ADVANCED FRAMING TECHNIQUES that reduce the amount of framing in stud-framed walls improve their thermal performance. There’s more room for insulation, and thermal bridging—the heat transfer that happens through wood framing and extends from the inside surface to the outside surface of the wall—is reduced. Unfortunately, builders have been slow to adopt advanced framing methods because the techniques are nonstandard, and because implementation can require design and materials changes. A Building America team, the Partnership for Home Innovation (PHI), led by the Home Innovation Research Labs, have tested three advanced framing techniques that improve the thermal performance of the building enclosure, reduce the cost of energy-efficient construction and simplify the construction process.
Continuous Drywall at Interior Partitions
Drywall typically serves as the interior air barrier for the home’s thermal envelope or building shell. One weak spot is the corners of rooms where sheets of drywall come together; the air seal here relies on the integrity of the tape and mudding. Installing drywall continuously along the inside of the exterior walls of the home provides significant improvement in air tightness for stud-framed walls. All interior walls are framed so that a ¾-to 1-inch gap is left between the interior wall and the exterior wall. To stabilize the interior wall framing, walls are anchored to the top plate with flat plate connectors. Drywall is slipped through this gap as it is installed along the interior side of the exterior walls in one continuous path; then, interior walls are drywalled. The drywall sheets along the exterior walls are installed so that seams do not align with room corners.
Rim Joist Window Headers
In two-story homes, the space above the first-floor windows and doors is often composed of solid wood—such as two or three 2’ x 10’s or 2’ x 12’s—to equal the thickness of the wall. Traditionally, the solid header has been justified to adequately support the building load. Research shows that the rim joist for the second floor, which typically sits about one to two feet above the window frame, has adequate structural strength to support building load; therefore, no additional framing—other than the king studs on each side of the door or window—is needed to carry the load. The space above the door or window is left open and can be insulated like the rest of the wall. This technique saves time, labor and materials costs, while adding to the overall thermal performance of the wall.
Continuous Sheathing for Raised Heel Trusses
For builders used to building with standard trusses, using raised heel trusses could seem complicated, time consuming and expensive. Concerns about adequate support led builders to install blocking at each rafter bay to hold the trusses in place—a difficult, labor-intensive job. Home Innovation Research Labs found that a simpler solution provides adequate support: installing oversized OSB wall sheathing that extends up along the back of the raised heel, providing bracing for the trusses. The sheathing layer doubles as a wind baffle, allowing the insulation to fill the space above the outer walls to full height without spilling over into the soffit vents. Air flow is still provided through the space between the roof rafters above the top of the sheathing. This solution saves time and money by eliminating the separate steps of installing blocking and baffles, and provides some wind uplift resistance. The only additional cost is the purchase of taller OSB panels, but 9- and 10-foot lengths are readily available.

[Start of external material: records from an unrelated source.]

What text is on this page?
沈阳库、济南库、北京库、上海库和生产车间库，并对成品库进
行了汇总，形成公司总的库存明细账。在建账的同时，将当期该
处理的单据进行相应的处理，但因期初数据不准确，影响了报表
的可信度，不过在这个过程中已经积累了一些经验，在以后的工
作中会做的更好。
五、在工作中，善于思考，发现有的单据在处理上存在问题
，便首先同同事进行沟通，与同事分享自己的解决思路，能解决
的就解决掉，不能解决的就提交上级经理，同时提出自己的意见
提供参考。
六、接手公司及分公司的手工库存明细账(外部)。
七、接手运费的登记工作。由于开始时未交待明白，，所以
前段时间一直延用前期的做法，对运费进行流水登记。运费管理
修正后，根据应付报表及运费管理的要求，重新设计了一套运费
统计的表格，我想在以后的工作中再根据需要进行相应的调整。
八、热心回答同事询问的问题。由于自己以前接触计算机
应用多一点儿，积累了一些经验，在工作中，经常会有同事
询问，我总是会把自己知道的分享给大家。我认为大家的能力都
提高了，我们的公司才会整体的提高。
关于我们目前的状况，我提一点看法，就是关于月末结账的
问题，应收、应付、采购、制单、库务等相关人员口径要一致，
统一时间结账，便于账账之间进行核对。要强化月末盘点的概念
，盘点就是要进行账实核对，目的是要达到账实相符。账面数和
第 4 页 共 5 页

Winchester/Camberley Homes New Construction Test House The NAHB Research Center partnered with production builder Winchester Homes, Inc. to build a new construction test house, with the goal of improving energy efficiency by 30 percent over the Building America B10 benchmark. The strategies included optimized framing, air sealing, insulation and space conditioning system designs that are cost-effective on a production basis. The three-story Victorian-style house was built as a model home in Silver Spring, Maryland in 2011. A blower door test conducted after finishing yielded an infiltration rate of 1.9 ACH at 50 Pa. Factory-built wall panels consist of 2’ × 6’ wood frame, 24” on center, with ½-inch OSB sheathing. Structural rim headers replaced first-floor headers and jack studs; unnecessary blocking, studs and cripples were also eliminated. Second-floor headers were engineered to minimize dimensions to reduce initial cost, reduce thermal bridging and increase wall insulation. Second top plates and a housewrap were installed in the field. Cladding was fiber-cement siding. The continuous drywall method reduced framing air losses. Raised heel trusses with two-foot overhangs accommodated the full depth of insulation and insulation baffles at the eaves, notably at the sloped ceilings of the third floor.
Testing the Integrated Rim Header The NAHB Research Center, through the Building America program, embarked on an effort to validate design calculations to transfer the design loads via an integrated rim header, without negative effects on the window opening. The evaluation was performed in conjunction with a national builder, K. Hovnanian Homes.
The integrated rim member and supporting wall framing were designed to resist the loads at the first floor level of a 20-foot-wide, two-story home with a center bearing wall and a ground snow load (Pg) of 50 psf. Specimens were tested in a Universal Testing Machine with an automated programmable computer control. Load was applied at an approximate rate of 0.1 inches/min of displacement; at each load level, the target load was held for 5 minutes, so the specimen could be visually inspected and the functionality of the installed windows evaluated. The integrated rim header system successfully limited deflections and maintained window serviceability throughout all tested load levels.